Hinterland Green

Sunday, May 31, 2009

African Officials Ask For Climate Reparations Payments at UN Climate Conference in Copenhagen in December

Environment ministers from Africa have called for more money and support from rich nations ahead of a landmark climate conference in Copenhagen because the continent contributes so little to global warming but suffers disproportionately from its effects. The ministers did not give a figure, but the U.N. says Africa needs at least $1 billion a year to manage the effects of climate change such as sinking islands, changing farming techniques and even relocating people from areas affected by extreme weather. In recent years, the continent has begun to experience the effects of a fast warming planet, which has stirred up a hornet's nest of woes on the poorest continent.

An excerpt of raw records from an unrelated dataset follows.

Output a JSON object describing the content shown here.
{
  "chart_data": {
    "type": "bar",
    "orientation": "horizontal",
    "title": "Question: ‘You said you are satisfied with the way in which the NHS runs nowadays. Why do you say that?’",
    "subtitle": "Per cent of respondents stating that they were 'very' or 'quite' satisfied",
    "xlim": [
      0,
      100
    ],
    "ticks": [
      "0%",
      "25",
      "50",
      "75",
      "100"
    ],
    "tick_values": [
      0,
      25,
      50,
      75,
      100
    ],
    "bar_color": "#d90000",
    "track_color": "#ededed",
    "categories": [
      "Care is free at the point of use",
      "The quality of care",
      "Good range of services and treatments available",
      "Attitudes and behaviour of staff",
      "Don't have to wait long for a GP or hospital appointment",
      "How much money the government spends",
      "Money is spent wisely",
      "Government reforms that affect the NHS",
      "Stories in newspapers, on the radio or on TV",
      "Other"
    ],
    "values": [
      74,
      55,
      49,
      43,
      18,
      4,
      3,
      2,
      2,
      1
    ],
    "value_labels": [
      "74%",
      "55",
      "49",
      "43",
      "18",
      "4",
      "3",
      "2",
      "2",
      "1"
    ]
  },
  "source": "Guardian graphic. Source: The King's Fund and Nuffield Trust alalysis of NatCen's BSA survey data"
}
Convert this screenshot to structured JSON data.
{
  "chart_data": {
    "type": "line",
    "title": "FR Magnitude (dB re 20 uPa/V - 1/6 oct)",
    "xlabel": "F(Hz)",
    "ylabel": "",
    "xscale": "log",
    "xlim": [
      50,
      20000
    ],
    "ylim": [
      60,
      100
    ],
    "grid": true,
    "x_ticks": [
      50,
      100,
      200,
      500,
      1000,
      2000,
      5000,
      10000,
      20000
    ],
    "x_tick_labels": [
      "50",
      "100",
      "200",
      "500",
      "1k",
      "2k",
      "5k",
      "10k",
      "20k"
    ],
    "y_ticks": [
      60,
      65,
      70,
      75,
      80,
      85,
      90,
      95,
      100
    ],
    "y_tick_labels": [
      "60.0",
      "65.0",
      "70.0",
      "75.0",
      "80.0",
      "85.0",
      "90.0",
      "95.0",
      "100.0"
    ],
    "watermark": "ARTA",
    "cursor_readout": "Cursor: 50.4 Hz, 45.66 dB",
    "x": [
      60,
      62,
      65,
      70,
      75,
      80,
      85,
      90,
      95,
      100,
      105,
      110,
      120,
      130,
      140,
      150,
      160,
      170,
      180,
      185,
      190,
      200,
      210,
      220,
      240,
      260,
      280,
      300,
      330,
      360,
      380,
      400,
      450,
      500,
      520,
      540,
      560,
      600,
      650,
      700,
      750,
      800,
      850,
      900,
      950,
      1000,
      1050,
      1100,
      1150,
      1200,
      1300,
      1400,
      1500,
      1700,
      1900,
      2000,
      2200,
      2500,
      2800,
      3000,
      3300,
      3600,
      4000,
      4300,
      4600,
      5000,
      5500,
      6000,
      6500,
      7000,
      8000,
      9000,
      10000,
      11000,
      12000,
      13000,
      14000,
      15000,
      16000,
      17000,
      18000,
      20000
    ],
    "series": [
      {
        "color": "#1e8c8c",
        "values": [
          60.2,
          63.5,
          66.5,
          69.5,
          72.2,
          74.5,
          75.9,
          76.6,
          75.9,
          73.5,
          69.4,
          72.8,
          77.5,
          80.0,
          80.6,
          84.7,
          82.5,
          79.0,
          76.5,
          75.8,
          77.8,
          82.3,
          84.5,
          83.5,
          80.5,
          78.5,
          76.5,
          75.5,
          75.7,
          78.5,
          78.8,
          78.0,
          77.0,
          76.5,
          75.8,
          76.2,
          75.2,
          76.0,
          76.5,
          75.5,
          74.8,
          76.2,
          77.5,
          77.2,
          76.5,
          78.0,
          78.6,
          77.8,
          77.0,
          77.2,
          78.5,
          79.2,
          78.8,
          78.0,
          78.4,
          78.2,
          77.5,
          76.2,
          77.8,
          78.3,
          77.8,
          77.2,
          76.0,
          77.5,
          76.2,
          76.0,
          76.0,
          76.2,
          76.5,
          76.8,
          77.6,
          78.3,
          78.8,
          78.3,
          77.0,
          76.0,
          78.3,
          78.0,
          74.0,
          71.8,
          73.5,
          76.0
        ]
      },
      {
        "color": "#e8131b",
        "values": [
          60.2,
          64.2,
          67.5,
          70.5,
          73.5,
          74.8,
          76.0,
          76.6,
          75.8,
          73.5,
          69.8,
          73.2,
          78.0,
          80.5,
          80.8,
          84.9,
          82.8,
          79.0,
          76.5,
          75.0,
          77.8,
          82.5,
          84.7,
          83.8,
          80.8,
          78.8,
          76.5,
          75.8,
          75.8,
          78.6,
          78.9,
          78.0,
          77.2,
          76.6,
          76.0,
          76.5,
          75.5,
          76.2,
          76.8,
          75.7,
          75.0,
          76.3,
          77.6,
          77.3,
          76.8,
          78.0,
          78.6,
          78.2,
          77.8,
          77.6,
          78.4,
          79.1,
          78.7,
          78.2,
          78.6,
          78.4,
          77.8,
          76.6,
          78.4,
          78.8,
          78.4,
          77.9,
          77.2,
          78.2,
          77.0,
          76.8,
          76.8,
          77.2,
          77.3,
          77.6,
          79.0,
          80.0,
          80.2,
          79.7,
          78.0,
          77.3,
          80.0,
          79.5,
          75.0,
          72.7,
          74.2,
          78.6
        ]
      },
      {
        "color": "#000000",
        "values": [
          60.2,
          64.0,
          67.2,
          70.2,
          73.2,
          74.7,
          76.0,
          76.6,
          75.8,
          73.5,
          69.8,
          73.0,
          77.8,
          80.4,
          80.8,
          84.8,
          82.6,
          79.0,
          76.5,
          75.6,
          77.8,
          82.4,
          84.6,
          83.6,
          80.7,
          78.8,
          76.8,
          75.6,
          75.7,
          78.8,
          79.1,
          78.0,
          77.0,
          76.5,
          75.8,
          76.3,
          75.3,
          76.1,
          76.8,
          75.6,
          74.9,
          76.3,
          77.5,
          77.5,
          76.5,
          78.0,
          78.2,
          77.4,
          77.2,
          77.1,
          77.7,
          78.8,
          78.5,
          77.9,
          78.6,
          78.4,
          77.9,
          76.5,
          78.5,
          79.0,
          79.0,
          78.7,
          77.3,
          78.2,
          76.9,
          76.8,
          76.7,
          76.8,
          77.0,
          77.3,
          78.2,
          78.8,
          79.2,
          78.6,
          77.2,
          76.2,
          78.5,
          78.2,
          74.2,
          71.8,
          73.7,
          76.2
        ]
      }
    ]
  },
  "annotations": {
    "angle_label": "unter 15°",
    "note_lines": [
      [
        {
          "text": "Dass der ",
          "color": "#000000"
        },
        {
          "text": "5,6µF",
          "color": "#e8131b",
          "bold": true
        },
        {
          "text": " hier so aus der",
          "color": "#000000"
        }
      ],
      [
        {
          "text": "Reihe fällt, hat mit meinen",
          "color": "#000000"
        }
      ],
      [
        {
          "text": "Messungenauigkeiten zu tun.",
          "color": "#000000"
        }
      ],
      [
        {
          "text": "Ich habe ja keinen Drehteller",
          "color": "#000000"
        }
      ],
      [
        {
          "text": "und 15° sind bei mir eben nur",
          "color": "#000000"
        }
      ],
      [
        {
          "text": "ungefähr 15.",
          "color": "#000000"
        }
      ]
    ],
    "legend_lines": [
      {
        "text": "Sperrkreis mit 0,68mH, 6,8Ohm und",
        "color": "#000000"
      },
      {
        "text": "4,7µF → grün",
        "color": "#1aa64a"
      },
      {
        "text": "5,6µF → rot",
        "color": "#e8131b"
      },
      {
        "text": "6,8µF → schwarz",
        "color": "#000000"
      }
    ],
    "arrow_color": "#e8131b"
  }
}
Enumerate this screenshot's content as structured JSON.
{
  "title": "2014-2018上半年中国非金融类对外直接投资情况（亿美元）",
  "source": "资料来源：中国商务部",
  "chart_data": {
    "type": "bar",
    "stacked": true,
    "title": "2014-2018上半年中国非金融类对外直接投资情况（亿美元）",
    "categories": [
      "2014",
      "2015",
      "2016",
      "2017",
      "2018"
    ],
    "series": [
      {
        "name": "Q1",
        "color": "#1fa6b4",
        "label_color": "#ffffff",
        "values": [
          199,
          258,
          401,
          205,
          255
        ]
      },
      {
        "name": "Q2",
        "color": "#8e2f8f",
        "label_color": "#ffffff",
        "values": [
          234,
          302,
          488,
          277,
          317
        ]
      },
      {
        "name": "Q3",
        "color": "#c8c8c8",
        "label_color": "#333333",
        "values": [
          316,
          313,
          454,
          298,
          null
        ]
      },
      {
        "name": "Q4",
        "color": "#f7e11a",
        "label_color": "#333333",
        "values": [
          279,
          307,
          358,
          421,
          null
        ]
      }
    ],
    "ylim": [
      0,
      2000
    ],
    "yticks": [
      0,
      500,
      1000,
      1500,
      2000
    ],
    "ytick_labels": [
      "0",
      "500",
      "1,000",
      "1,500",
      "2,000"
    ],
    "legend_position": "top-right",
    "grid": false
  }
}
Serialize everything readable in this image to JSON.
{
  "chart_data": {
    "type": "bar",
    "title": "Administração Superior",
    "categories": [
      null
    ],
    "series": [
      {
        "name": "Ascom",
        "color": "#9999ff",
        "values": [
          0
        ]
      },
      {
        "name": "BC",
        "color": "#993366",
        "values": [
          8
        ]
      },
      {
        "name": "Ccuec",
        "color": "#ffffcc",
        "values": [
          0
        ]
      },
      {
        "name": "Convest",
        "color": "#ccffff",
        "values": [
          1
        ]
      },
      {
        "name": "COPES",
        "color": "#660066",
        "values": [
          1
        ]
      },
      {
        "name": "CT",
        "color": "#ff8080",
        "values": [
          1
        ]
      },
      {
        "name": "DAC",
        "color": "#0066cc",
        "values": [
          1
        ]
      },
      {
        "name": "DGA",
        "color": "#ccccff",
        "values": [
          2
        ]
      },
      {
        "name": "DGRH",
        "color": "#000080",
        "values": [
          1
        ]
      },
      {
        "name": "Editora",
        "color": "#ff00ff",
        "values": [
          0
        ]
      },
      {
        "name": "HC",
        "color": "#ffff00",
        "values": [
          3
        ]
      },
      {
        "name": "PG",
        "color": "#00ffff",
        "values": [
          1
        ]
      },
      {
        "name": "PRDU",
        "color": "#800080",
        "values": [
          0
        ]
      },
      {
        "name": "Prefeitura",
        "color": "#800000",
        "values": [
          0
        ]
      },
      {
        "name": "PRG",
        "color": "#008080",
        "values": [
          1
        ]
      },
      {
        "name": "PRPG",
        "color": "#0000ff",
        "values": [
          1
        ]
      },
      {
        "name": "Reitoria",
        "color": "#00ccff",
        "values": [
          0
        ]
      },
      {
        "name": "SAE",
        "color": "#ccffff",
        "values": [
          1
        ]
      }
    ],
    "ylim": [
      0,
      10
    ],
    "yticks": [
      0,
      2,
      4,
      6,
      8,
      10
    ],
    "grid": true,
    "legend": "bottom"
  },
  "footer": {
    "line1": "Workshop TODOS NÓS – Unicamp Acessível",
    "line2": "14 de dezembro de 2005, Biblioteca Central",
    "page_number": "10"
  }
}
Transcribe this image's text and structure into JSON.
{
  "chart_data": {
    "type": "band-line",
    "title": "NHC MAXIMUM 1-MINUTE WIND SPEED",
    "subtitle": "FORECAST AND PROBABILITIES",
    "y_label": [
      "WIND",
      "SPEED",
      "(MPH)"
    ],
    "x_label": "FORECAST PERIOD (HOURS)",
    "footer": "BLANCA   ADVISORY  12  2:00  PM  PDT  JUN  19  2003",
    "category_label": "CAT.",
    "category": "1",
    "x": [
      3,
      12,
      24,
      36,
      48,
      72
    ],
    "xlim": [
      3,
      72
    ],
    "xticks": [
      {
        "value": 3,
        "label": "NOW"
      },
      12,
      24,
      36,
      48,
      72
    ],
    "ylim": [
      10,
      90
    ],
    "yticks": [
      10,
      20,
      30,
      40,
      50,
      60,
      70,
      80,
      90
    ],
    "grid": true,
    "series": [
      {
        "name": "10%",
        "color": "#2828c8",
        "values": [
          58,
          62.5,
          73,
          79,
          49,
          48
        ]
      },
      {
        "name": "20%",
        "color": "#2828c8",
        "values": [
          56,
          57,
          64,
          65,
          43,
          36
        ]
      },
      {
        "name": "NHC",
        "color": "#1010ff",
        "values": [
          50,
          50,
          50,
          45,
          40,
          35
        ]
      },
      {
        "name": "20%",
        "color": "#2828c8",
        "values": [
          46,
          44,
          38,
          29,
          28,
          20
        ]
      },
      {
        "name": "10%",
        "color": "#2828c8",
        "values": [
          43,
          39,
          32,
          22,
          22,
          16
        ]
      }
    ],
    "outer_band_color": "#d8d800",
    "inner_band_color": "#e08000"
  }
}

For example, malaria, which is widespread in warm lowland areas of Africa and kills millions, has started to be recorded in the continent's cooler highland areas. Climate scientists are now predicting that some African mountains will lose all their snow cover and staple crops such as wheat, may disappear in the 2080s.
The U.S. and China are the world's largest polluters, accounting for about half the world's carbon emissions. But neither country was part of the Kyoto accord, which called on 37 countries to cut carbon emissions by a total of 5 percent below 1990 levels.The United States refused to sign Kyoto, citing the costs to the economy and lack of participation by China, India and other fast-developing countries. But some of those countries have said rich countries are not aggressive enough in cutting their own emissions. U.S. emissions now are 16 percent above what they were two decades ago.

Global temperatures have risen 0.22 degrees (0.12 degrees Celsius) since 1990, according to one U.S. government estimate. The U.N.'s chief panel on climate change estimates that the risk of increased severe weather will rise if the global average temperature increases between 1.8 degrees Fahrenheit (1 degree Celsius) and 3.6 degrees (2 degrees Celsius) above 1990 levels.

Scientists attribute at least some of the past century's 1-degree rise in global temperatures to the atmospheric accumulation of carbon dioxide and other heat-trapping gases, byproducts of power plants, automobiles and other fossil fuel-burning sources.

Experts project that within 11 years some African countries may see farm harvests drop by up to 50 percent because water will be scarce and the continent relies on rain for its agricultural production. In the same period, they say, between 75 million and 250 million Africans are expected to suffer increased water shortages because of climate change. Source: Huffington Post
The last thing African needs to have land on its doorstep are problems associated with global warming. I don't know if demanding reparations will help them very much, but it is a starting point in trying to combat the effects of global warming.